Ikhbar.com: Watak dan sikap profesional menjadi tuntutan dalam setiap pekerjaan. Seseorang yang hendak bekerja diharuskan memiliki keahlian dan integritas moral.
Prinsip profesionalitas dalam pekerjaan disinggung dalam QS. Al-Qasas: 26. Allah Swt berfirman:
قَالَتْ اِحْدٰىهُمَا يٰٓاَبَتِ اسْتَأْجِرْهُ ۖاِنَّ خَيْرَ مَنِ اسْتَأْجَرْتَ الْقَوِيُّ الْاَمِيْنُ
“Salah seorang dari kedua (perempuan) itu berkata, ‘Wahai ayahku, pekerjakanlah dia. Sesungguhnya sebaik-baik orang yang engkau pekerjakan adalah orang yang kuat lagi dapat dipercaya.”

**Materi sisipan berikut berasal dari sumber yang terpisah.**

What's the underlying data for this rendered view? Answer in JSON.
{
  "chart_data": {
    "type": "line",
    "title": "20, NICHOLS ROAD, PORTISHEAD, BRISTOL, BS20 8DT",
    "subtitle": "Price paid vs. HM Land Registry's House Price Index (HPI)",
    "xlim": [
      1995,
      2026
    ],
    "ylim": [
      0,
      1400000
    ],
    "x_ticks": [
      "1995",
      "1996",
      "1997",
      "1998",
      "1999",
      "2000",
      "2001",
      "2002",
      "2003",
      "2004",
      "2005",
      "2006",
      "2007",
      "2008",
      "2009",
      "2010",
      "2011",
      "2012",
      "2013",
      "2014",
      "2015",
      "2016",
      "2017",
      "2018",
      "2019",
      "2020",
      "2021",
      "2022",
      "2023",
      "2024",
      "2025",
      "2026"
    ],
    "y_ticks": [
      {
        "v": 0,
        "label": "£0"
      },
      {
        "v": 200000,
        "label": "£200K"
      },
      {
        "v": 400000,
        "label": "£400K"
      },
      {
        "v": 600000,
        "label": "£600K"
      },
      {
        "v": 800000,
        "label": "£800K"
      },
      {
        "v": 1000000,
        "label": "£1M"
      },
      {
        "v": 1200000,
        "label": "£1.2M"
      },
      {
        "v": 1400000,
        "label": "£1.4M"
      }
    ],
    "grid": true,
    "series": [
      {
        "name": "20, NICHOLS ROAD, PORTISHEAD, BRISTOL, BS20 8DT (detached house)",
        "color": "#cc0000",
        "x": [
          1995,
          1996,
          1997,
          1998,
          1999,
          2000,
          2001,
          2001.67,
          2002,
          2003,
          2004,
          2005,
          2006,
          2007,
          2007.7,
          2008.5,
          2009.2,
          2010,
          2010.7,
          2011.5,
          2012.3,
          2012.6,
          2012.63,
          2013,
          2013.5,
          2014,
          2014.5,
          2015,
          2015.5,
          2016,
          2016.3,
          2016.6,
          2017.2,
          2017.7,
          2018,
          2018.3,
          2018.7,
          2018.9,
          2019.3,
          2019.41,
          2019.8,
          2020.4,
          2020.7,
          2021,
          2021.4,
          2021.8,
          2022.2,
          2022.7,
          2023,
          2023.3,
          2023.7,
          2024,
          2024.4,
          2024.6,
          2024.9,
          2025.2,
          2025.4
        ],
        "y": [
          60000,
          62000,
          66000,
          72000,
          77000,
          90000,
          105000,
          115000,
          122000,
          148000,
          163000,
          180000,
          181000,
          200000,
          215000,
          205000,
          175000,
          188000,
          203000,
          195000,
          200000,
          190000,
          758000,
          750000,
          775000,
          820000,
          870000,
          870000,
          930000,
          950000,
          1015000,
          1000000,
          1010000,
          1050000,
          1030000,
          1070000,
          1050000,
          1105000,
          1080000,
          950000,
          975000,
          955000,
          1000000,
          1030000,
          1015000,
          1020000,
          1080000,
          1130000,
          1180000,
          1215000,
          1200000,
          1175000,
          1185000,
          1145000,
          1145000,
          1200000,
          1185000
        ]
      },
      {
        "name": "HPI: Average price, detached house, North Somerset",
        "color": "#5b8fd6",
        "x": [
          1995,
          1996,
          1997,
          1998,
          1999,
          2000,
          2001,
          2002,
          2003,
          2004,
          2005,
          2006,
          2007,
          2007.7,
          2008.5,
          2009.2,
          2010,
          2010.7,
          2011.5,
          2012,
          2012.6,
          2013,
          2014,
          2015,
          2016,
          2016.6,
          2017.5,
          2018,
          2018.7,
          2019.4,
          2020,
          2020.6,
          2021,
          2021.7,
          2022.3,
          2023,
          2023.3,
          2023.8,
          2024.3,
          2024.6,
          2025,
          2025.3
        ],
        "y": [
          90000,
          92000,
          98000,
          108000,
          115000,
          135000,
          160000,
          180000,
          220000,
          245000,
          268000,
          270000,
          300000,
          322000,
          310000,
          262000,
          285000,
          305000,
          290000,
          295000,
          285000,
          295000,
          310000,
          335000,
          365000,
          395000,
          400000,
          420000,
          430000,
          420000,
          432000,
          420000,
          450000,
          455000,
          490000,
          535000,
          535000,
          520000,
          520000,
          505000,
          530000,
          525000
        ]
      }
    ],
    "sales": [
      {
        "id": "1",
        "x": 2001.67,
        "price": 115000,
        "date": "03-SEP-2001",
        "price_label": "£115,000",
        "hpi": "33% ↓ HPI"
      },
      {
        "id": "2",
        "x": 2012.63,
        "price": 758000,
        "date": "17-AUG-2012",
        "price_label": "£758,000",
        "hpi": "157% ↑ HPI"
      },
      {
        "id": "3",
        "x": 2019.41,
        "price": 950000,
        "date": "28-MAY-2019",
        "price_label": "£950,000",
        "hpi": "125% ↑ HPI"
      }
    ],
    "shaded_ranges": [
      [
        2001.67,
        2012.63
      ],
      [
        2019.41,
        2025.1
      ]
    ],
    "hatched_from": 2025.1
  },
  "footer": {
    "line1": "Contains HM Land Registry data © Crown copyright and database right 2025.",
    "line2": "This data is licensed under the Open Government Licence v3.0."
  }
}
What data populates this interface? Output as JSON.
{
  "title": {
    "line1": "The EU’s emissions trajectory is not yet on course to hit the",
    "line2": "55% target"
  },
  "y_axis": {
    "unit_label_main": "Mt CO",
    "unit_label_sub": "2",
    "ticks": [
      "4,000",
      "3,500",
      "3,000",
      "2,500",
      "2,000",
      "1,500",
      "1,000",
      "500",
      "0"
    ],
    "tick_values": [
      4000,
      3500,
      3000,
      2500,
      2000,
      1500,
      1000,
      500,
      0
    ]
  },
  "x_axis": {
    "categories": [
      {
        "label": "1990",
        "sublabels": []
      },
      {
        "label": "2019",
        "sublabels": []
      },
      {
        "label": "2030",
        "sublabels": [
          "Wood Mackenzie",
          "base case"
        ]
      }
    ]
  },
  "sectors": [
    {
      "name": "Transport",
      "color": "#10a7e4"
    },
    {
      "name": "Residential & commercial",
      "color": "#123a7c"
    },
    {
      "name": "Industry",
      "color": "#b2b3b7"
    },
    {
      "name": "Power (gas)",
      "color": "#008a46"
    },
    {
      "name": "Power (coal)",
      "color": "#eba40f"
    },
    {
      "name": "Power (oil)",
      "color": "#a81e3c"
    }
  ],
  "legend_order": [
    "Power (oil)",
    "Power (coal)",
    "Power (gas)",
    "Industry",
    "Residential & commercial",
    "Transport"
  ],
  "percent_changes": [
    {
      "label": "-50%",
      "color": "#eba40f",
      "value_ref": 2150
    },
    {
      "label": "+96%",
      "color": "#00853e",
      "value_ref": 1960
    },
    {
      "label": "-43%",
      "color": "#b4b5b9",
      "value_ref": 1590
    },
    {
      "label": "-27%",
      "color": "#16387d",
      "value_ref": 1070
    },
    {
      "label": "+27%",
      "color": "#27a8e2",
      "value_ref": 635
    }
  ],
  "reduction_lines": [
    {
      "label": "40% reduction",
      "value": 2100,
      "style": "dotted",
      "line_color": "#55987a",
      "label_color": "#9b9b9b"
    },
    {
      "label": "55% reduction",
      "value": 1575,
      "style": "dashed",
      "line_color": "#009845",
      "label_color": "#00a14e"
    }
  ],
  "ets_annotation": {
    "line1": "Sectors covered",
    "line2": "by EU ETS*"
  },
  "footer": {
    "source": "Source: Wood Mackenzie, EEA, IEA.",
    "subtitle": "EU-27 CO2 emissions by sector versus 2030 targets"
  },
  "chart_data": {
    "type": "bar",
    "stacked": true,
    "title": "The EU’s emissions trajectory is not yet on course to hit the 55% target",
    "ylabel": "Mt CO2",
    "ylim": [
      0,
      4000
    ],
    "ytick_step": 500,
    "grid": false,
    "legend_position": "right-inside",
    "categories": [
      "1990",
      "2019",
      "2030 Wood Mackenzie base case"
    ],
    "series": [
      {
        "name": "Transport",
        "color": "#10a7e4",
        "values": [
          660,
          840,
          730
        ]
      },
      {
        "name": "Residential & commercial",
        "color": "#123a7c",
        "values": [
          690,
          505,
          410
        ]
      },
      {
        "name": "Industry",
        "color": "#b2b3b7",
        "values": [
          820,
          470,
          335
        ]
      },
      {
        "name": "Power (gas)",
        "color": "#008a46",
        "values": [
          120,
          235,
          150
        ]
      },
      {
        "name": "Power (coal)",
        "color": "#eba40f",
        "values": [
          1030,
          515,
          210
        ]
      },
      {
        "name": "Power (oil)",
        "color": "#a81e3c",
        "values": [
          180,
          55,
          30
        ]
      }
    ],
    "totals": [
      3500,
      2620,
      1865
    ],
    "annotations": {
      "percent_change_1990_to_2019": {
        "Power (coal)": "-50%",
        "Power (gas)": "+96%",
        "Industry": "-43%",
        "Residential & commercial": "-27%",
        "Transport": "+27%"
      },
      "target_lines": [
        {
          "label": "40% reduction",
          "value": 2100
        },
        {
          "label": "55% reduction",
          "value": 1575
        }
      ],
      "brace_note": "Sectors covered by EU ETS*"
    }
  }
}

Baca: Diperberat Syarat BI Checking, Baca Doa Ini saat Melamar Kerja
Menjaga kepercayaan
Pakar tafsir Al-Qur’an, Prof. KH Muhammad Quraish Shihab dalam Tafsir Al-Mishbah menjelaskan, ayat tersebut mengisahkan kekaguman seorang anak perempuan Nabi Syu’aib terhadap Nabi Musa As. Saat itu, dia takjub melihat kekuatan fisik dan wibawa Nabi Musa saat mengambil air untuk ternak mereka.
“Kekuatan yang dimaksud adalah keahlian dalam berbagai bidang,” tulis Prof. Quraish.
Untuk itu, Prof. Quraish menyarankan ketika hendak mempekerjaan orang, maka pertimbangkan bidang yang akan diberikan kepada penerima tugas. Dengan begitu, rasa kepercayaan akan mengikuti.
“Kepercayaan yang dimaksud adalah integritas pribadi yang menghendaki sifat amanah itu sedemikian rupa. Sehingga seseorang tidak merasa bahwa apa yang dipegangnya adalah milik pribadi melainkan milik orang yang memberi kepercayaan, untuk dijaga dan bersedia mengembalikannya jika diminta,” terang dia.
Baca: Musim PHK, Ini Doa agar Kembali Dapat Kerja
Kemampuan mendayagunakan
Sudah selayaknya setiap pekerjaan diserahkan kepada ahlinya. Hal itulah yang disinggung dalam QS. An-Nisa: 5. Allah Swt berfirman:
وَلَا تُؤْتُوا السُّفَهَاۤءَ اَمْوَالَكُمُ الَّتِيْ جَعَلَ اللّٰهُ لَكُمْ قِيٰمًا وَّارْزُقُوْهُمْ فِيْهَا وَاكْسُوْهُمْ وَقُوْلُوْا لَهُمْ قَوْلًا مَّعْرُوْفًا
“Janganlah kamu serahkan kepada orang-orang yang belum sempurna akalnya harta (mereka yang ada dalam kekuasaan)-mu yang Allah jadikan sebagai pokok kehidupanmu. Berilah mereka belanja dan pakaian dari (hasil harta) itu dan ucapkanlah kepada mereka perkataan yang baik.”
Dalam Tafsir Al-Azhar, KH Abdul Malik Karim Amrullah atau Buya Hamka menjelaskan, ayat di atas berbicara tentang larangan memberikan harta kepada seseorang yang tidak ahli atau tidak profesional. Sebab orang tersebut berpotensi tidak dapat mengendalikan harta benda yang diamanatkan kepadanya.
“Jika dipaksakan, maka bisa saja dalam sekejap akan musnah karena habis dengan hal-hal yang tidak berfaedah,” jelasnya.
Orang dengan karakter seperti itu, kata dia, hanya pandai menghabiskan, tapi tak sanggup mengembangkan harta tersebut.
“Orang yang bukan ahli itu adakalanya kurang akal, adakalanya juga karena masih kecil,” jelas Buya Hamka.